Next, I wrote a rule so that when {{{text}}} is encountered, simply return what's between the opening and closing braces without formatting it:

n = QuotedString("{{{", endQuoteChar="}}}")
n.setParseAction(lambda x: x[0])

However, when I try to run the following test case:

text = italic | bold | hr | newline | image | n
print text.transformString("{{{ //ignore formatting// }}}")

I get the following stack trace:

Traceback (most recent call last):
File "C:\Users\User\py\kreyol\parser.py", line 36, in <module>
print text.transformString("{{{ //ignore formatting// }}}")
File "C:\Python27\lib\site-packages\pyparsing.py", line 1210, in transformString
raise exc
pyparsing.ParseFatalException: invalid image link reference: { //ignore formatting//  (at char 0), (line:1, col:1)

From what I understand, the parser encounters the {{ first and tries to parse the text as an image instead of text without formatting. How can I solve this ambiguity?


Solution

  • The issue is with this expression:

    text = italic | bold | hr | newline | image | n
    

    Pyparsing works strictly left-to-right, with no lookahead. Using '|' operators, you construct a pyparsing MatchFirst expression, which will match the first match of all the alternatives, even if a later match is better.

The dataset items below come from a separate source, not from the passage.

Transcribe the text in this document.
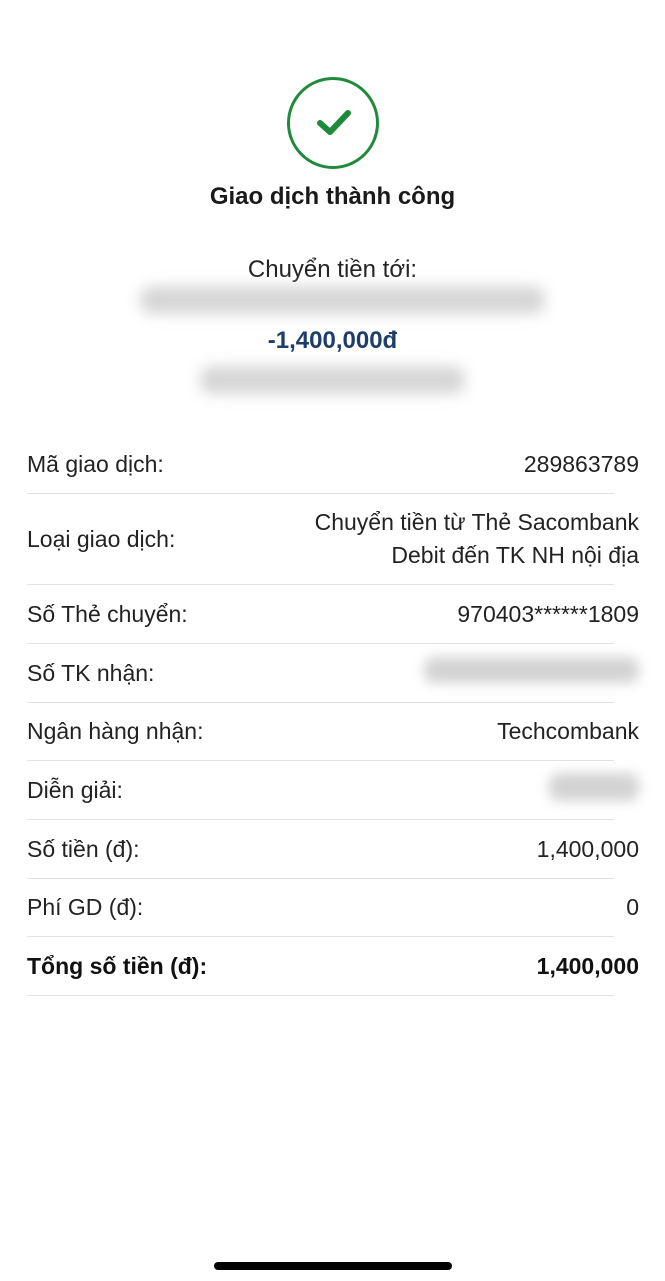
Giao dịch thành công
Chuyển tiền tới:
-1,400,000đ
Mã giao dịch:	289863789
Loại giao dịch:
Chuyển tiền từ Thẻ Sacombank
Debit đến TK NH nội địa
Số Thẻ chuyển:	970403******1809
Số TK nhận:
Ngân hàng nhận:	Techcombank
Diễn giải:
Số tiền (đ):	1,400,000
Phí GD (đ):	0
Tổng số tiền (đ):	1,400,000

    You can change the evaluation to use "longest match" by using the '^' operator instead:

    text = italic ^ bold ^ hr ^ newline ^ image ^ n
    

    This would have a performance penalty in that every expression is tested, even though there is no possibility of a better match.

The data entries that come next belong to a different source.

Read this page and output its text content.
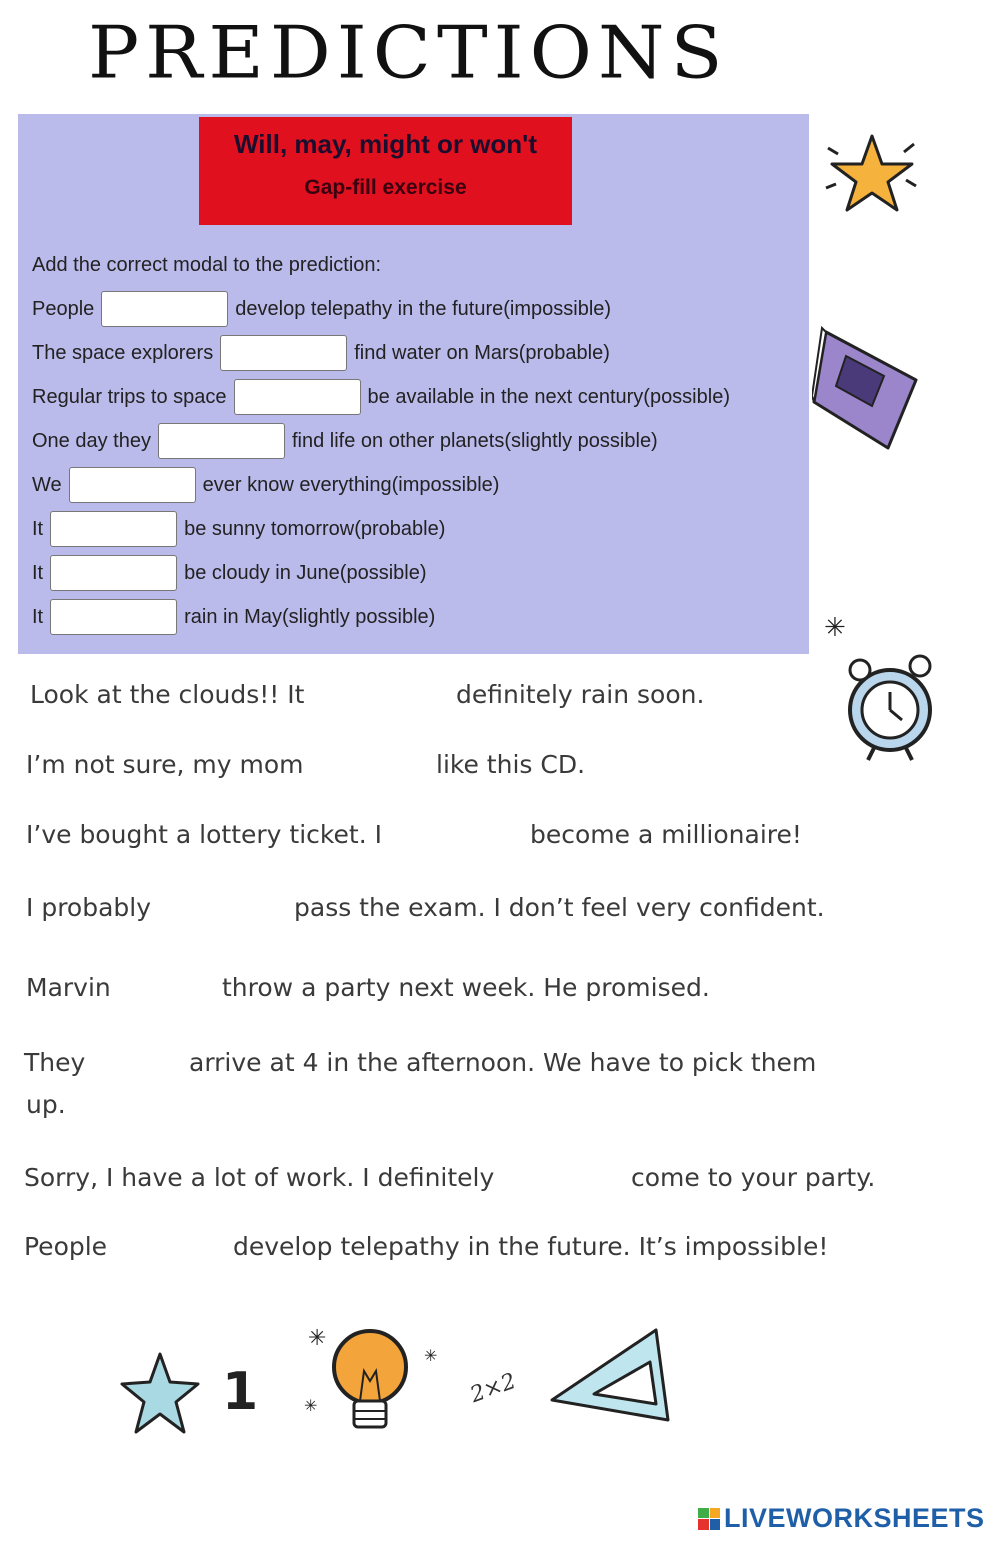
PREDICTIONS
Will, may, might or won't
Gap-fill exercise
Add the correct modal to the prediction:
People	develop telepathy in the future(impossible)
The space explorers	find water on Mars(probable)
Regular trips to space	be available in the next century(possible)
One day they	find life on other planets(slightly possible)
We	ever know everything(impossible)
It	be sunny tomorrow(probable)
It	be cloudy in June(possible)
It	rain in May(slightly possible)
Look at the clouds!! It	definitely rain soon.
I’m not sure, my mom	like this CD.
I’ve bought a lottery ticket. I	become a millionaire!
I probably	pass the exam. I don’t feel very confident.
Marvin	throw a party next week. He promised.
They	arrive at 4 in the afternoon. We have to pick them
up.
Sorry, I have a lot of work. I definitely	come to your party.
People	develop telepathy in the future. It’s impossible!
✳
1
✳
✳
✳
2×2
LIVEWORKSHEETS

    An easier solution is to just reorder the expressions in your list of alternatives: test for n before image:

    text = italic | bold | hr | newline | n | image
    

    Now when evaluating alternatives, it will look for the leading {{{ of n before the leading {{ of image.

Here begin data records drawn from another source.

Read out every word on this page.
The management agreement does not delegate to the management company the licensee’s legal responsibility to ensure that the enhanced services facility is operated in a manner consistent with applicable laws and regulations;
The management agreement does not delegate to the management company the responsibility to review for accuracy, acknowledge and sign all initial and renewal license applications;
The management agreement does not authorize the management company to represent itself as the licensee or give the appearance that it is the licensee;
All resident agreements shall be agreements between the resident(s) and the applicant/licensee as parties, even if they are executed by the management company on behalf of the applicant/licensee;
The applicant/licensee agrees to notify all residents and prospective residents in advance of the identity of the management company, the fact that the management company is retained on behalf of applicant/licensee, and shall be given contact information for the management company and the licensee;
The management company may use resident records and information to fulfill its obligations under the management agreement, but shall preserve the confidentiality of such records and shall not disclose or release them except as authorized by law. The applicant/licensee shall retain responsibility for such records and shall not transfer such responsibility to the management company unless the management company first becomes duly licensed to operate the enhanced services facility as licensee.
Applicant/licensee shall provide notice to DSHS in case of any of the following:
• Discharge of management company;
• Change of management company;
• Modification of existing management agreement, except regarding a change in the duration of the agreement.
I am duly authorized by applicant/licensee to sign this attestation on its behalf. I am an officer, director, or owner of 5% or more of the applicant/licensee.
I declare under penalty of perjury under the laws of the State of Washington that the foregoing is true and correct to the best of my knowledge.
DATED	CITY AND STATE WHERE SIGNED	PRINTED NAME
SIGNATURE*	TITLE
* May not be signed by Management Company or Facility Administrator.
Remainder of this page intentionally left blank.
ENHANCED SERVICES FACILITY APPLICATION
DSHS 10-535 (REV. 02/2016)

    This often crops up when people define numeric terms, and accidentally define something like:

    integer = Word(nums)
    realnumber = Combine(Word(nums) + '.' + Word(nums))
    number = integer | realnumber
    

    In this case, number will never match a realnumber, since the leading whole number part will be parsed as an integer. The fix, as in your case, is to either use '^' operator, or just reorder:

    number = realnumber | integer